У меня в ушах звенит. О ком все это говорится? О Бальзаке или о ком-нибудь другом? Появилась ли эта статья тридцать лет назад или нынче утром? Стоит ли под ней подпись Шод-Эга или же подпись другого критика (имя подставьте сами)? О, великий Бальзак! Ему, бедняге, было суждено подвергаться нападкам посредственности, потому что он много трудился, потому что его личность никак не укладывалась в обычные рамки, потому что он все свое время отдавал творчеству, воодушевленный верою, присущей могучим труженикам! Зато как он отомщен сегодня!.. Однако он страдал, и его больше нет.

Мне скажут: «Ну, довольно, вы правы: этот Шод-Эг — сущий кретин. Но что за странная мысль вытаскивать на свет его детский лепет? Ведь это даже не смешно, а, наоборот, нагоняет скуку, тут нет и крупицы здравого смысла.
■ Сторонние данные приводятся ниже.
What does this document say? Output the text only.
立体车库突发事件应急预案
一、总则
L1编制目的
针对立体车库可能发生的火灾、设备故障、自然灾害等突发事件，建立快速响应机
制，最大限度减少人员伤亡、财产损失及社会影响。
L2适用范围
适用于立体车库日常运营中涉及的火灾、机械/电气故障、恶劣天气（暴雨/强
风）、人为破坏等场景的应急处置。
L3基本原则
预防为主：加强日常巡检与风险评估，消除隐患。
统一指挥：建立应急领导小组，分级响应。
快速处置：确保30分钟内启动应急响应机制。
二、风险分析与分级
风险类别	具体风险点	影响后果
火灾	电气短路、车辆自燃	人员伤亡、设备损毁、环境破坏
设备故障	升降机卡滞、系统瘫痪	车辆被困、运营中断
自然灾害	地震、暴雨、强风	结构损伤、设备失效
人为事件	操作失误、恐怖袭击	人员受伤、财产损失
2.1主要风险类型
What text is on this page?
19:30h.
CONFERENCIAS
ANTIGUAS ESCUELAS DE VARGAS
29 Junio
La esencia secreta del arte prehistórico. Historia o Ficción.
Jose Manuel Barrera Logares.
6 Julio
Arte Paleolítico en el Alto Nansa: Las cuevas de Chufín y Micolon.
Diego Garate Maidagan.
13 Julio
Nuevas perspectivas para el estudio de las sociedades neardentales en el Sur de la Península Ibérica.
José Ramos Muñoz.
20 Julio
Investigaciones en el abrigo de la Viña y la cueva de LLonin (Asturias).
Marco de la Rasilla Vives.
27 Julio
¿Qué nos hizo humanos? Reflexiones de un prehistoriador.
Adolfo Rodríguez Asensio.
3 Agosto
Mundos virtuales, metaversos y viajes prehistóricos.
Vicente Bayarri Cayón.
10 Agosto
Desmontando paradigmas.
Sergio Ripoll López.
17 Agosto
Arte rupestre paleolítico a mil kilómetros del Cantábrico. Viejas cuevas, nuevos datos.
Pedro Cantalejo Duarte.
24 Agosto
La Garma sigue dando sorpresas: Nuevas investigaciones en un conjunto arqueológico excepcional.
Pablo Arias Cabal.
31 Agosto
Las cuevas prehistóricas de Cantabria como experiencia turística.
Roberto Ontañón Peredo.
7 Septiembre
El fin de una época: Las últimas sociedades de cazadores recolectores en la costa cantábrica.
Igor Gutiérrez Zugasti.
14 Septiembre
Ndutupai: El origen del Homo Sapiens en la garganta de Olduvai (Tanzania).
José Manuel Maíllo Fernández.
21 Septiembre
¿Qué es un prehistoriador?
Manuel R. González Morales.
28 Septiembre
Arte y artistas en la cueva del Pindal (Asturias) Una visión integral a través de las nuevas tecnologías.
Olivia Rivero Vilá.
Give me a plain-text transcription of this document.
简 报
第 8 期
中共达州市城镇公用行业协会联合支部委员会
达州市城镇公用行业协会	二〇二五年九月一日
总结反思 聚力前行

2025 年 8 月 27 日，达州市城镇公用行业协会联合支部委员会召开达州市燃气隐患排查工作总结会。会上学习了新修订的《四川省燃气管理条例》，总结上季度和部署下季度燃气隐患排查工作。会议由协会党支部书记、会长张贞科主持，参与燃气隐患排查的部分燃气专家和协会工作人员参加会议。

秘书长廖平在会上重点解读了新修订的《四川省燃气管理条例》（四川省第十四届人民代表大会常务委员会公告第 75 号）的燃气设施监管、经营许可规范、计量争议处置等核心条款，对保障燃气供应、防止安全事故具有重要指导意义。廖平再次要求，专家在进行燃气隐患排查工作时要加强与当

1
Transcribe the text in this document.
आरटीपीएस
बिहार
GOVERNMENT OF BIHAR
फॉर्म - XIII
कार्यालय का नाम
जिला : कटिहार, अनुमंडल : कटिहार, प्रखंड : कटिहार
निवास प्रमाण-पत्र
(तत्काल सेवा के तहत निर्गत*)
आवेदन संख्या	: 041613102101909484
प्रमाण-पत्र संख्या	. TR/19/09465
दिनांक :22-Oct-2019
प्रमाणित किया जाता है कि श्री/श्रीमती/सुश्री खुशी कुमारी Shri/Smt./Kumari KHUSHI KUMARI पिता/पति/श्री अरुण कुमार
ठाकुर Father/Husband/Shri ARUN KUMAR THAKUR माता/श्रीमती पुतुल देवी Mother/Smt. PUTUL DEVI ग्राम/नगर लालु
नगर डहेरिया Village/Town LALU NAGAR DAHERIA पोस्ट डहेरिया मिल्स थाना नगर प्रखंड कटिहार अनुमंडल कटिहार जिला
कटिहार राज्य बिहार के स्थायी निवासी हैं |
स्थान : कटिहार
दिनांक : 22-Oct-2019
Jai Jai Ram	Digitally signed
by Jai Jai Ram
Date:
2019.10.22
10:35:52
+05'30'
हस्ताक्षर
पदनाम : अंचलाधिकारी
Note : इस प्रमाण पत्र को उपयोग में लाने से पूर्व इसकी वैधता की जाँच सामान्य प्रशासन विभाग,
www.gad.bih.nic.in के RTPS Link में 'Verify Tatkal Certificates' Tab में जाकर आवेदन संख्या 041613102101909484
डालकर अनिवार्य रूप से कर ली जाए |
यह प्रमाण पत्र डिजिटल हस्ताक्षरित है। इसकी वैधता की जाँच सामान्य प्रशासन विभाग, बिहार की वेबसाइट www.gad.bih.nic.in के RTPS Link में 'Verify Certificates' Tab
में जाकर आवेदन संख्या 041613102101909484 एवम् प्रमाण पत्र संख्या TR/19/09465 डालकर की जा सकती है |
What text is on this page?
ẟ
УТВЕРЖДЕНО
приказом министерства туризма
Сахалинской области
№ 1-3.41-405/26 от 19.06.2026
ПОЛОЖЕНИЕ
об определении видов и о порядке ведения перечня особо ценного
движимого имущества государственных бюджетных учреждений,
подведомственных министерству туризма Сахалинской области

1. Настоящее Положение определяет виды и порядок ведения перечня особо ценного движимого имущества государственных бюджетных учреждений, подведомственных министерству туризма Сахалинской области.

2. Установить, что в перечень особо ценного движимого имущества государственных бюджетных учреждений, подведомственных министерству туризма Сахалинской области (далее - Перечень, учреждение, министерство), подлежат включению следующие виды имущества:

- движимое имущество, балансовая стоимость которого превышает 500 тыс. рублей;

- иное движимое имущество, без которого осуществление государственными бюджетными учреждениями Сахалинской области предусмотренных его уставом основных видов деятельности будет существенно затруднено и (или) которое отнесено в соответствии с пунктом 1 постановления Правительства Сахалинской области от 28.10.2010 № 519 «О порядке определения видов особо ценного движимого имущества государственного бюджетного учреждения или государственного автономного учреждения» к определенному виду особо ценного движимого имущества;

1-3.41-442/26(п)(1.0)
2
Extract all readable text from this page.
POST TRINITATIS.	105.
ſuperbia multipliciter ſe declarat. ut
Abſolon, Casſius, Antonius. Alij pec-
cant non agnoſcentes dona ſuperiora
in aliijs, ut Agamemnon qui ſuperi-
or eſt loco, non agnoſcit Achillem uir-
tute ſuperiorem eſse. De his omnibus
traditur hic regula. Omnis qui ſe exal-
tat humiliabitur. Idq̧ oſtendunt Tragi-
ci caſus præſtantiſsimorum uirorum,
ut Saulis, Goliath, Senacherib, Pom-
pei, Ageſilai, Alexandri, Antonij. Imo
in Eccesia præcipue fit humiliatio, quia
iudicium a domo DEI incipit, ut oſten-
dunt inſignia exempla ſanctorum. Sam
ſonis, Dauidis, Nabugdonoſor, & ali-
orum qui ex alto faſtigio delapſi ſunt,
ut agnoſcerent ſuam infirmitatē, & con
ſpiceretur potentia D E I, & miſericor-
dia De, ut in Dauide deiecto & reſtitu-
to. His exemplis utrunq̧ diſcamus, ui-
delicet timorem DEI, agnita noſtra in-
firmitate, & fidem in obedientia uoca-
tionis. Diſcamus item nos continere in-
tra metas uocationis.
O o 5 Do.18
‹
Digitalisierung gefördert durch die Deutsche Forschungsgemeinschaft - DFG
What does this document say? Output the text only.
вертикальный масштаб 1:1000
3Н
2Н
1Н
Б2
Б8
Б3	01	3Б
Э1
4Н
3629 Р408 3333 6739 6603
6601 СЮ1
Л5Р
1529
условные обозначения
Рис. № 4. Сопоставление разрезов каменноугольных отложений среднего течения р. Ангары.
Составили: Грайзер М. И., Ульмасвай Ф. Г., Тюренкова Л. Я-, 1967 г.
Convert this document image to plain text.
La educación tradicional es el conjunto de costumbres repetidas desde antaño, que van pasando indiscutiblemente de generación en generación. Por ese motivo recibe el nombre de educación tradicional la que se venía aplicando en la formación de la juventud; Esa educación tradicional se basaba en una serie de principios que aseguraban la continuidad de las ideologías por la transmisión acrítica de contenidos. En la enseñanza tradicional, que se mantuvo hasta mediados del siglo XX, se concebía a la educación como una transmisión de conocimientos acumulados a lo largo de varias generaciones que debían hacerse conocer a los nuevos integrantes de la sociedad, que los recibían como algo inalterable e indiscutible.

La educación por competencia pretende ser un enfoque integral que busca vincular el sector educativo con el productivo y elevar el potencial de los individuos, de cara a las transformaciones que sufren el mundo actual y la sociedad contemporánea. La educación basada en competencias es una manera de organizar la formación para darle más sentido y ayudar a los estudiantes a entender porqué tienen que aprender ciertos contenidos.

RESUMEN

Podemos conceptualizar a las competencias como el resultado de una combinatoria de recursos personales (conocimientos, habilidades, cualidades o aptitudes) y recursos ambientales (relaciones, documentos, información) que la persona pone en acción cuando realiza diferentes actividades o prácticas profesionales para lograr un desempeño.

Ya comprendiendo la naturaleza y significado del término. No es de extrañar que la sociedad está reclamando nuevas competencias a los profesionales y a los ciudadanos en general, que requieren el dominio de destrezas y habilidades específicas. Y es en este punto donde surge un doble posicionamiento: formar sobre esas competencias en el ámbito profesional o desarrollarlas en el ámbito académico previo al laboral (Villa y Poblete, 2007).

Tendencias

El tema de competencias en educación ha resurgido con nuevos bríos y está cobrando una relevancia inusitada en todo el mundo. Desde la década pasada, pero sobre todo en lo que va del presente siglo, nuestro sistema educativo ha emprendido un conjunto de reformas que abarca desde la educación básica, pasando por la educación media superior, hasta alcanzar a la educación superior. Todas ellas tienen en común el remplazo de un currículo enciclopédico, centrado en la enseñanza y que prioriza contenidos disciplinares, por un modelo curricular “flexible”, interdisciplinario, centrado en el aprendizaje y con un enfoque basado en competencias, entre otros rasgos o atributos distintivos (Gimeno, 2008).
Ныне все пришли к согласию. Бальзак — величайший романист нашего века. И для того, чтобы доказать это, незачем выставлять напоказ все те глупости, какие высказывали на его счет забытые теперь критики. Оставьте нас в покое со своим Шод-Эгом».

А я отвечу: «Согласен, Шод-Эг действительно кретин; выдержки из его статей, которые я привел выше, нелепы и скучны. Но полезно вспомнить, что в свое время Шод-Эг был видным критиком, к его мнению прислушивались, кое-кто его читал, он засорял мозги людям, и они разделяли его мысли. Опус его написан гладко, если не считать некоторых неточностей и множества благоглупостей. Он наверняка полагал, что творит доброе и глубоко нравственное дело. Но случилось так, что уже через каких-нибудь тридцать лет он превратился в паяца, чьи статьи нельзя читать без смеха. А теперь скажите мне, сколько в наше время насчитывается этаких Шод-Эгов, и представьте себе, какими громовыми раскатами хохота будут сопровождать наши внуки чтение статей подобных господ. Меня это радует, вот и все».